De Baun strengthened Lasell’s character Reply

By Megan Palumbo & Justin Fosdick – Sports Editor & 1851 Staff

Claud de Baun

Dr. Vincent De Baun served as Lasell’s sixth president, making impactful changes to academics and cultural experiences on-campus. Photo courtesy of Lasell: a History of the first junior college for women 

On December 16, 2017, Dr. Vincent Claud De Baun, Lasell’s sixth president and one of the school’s biggest innovators, passed away at the age of 91 at his home in Charlottesville, VA. 

Before coming to Lasell, De Baun was a member of the Navy program at Union College and served in both World War II and the Korean War. He earned his Ph.D. at Rutgers University, focusing in literature. He went on to teach at University of New Hampshire, Rutgers, and Wells College.

De Baun started at Lasell in 1966 to serve as president for two years, succeeding Blake Tewksbury’s five-year authority. While here, De Baun impacted Lasell in several ways.

“He got federal aid, and did some additional grant stuff. Although he was not there when it opened June of 1968, he was the one who got it started,” according to Vice President of Academic Affairs Diane Austin. De Baun also initiated grant-funding for the creation of the Brennan Library.
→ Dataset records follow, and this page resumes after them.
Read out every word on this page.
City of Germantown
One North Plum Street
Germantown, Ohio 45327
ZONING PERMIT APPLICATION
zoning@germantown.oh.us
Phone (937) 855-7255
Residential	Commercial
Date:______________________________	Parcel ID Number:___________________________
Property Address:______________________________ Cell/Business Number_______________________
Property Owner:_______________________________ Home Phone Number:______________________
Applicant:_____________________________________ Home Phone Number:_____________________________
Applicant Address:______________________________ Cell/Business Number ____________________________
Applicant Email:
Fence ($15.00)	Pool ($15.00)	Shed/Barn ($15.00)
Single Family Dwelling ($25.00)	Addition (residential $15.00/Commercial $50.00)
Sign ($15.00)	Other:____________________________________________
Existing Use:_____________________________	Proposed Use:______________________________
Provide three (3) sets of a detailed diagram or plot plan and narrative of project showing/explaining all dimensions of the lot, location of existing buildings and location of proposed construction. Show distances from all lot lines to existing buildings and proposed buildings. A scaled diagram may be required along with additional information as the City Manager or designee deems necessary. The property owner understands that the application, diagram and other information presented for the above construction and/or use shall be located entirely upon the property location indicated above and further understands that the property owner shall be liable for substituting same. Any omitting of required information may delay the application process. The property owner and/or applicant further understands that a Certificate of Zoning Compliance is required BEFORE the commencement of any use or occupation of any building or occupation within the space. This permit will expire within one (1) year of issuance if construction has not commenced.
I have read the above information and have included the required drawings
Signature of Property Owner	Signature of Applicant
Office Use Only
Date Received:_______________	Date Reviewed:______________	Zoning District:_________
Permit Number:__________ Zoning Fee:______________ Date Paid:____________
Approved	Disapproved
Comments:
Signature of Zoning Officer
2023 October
Designed by Edwin T. Steffan, the Brennan Library was intended to be a place for students to go to outside of class to educate themselves  on relevant topics. “It reinforced the strength of the academic community. I think that has continued to happen with every passing year at this institution,” said Austin. Brennan Library represents Lasell’s core mission of academics, and deepens the quality of learning that Lasell still strives for today.

The Lasell Medallion award was also established after De Baun wished to reconnect with the Lasell family, the original founders of the institution. The medallion is awarded to “distinguish an alumnae and to those who has served Lasell with distinction,” according to Lasell: A History of the First Junior College for Women by Donald J. Winslow.

De Baun’s obituary said that he was “a life-long lover of literature, poetry, and the theater.” His passion for the arts allowed him to develop something that remains deep within the school’s philosophy: liberal arts.

De Baun organized a concert and lecture series for the whole Lasell community to promote a cultural atmosphere. “During that period he worked really hard to bring gifted lecturers to the campus, to add and deepen the cultural aspect of the college campus, as well as cultural performances,” said Austin.

De Baun’s quick leaving of the position at Lasell was not in vain. De Baun resigned in September of 1968 as the school year was beginning, according to Austin. However, Austin says she believes De Baun left for an amazing reason.

In a time of turmoil, De Baun felt the need to serve the black community after the death of MLK. He became a teacher at Talladega College in Alabama. His attitude and efforts certainly promoted the attributions of Lasell as it is known today.